Oil prices face downward pressure due to a surge in global inventories and slowing demand growth, according to a note from Bank of America on Monday.
"Observed oil inventories have risen 1.7 million barrels per day (b/d) since mid-February, driven in part by softening demand growth," the note highlights.
This significant inventory build comes after a period of heightened geopolitical tensions that had initially shifted market focus away from fundamentals.
BofA analysts point to a clear deceleration in global oil demand growth. "Global oil demand growth decelerated to 890k b/d in 1Q24 YoY, and data suggest consumption growth likely slowed further in 2Q," adds the bank.
They explain that this slowdown is evident in both OECD and non-OECD countries, with US gasoline and diesel demand falling year-on-year in the second quarter.

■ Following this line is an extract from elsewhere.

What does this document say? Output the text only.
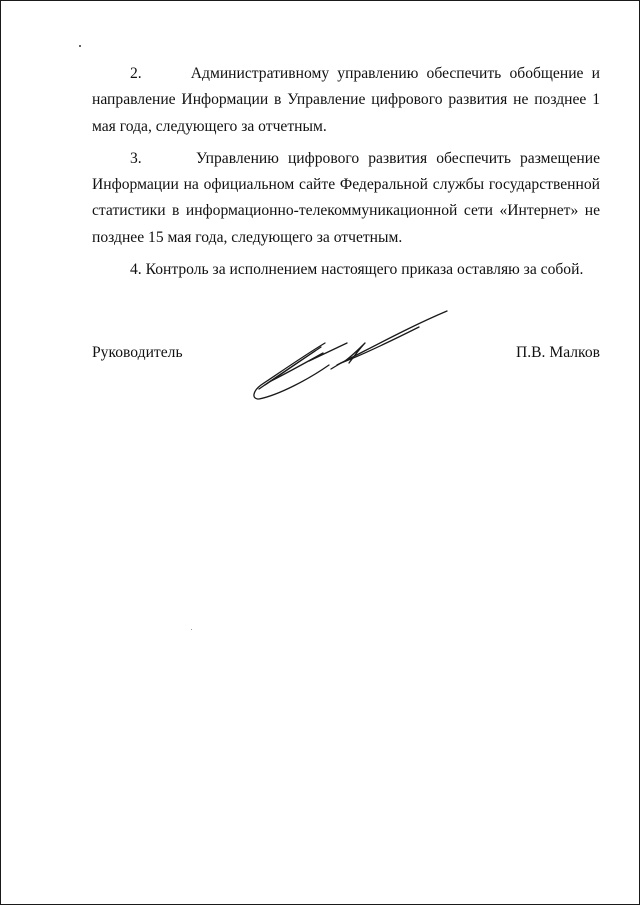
2.      Административному управлению обеспечить обобщение и направление Информации в Управление цифрового развития не позднее 1 мая года, следующего за отчетным.

3.      Управлению цифрового развития обеспечить размещение Информации на официальном сайте Федеральной службы государственной статистики в информационно-телекоммуникационной сети «Интернет» не позднее 15 мая года, следующего за отчетным.

4. Контроль за исполнением настоящего приказа оставляю за собой.

Руководитель	П.В. Малков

While supply growth contributes to the surplus, BofA emphasizes the role of weakening demand. The report warns that "oil will buckle if rapid inventory builds persist." This could lead to lower prices and pressure on refinery margins, particularly in the Atlantic Basin if new capacity comes online.
Looking ahead, the BofA report acknowledges the potential for a price rebound in the third quarter if certain factors materialize. These include stricter production cuts from OPEC+, a seasonal rise in demand, and potential manufacturing or stimulus-driven growth in China.
However, the report concludes that "if weak balances persist into 3Q," oil prices are likely to remain under pressure.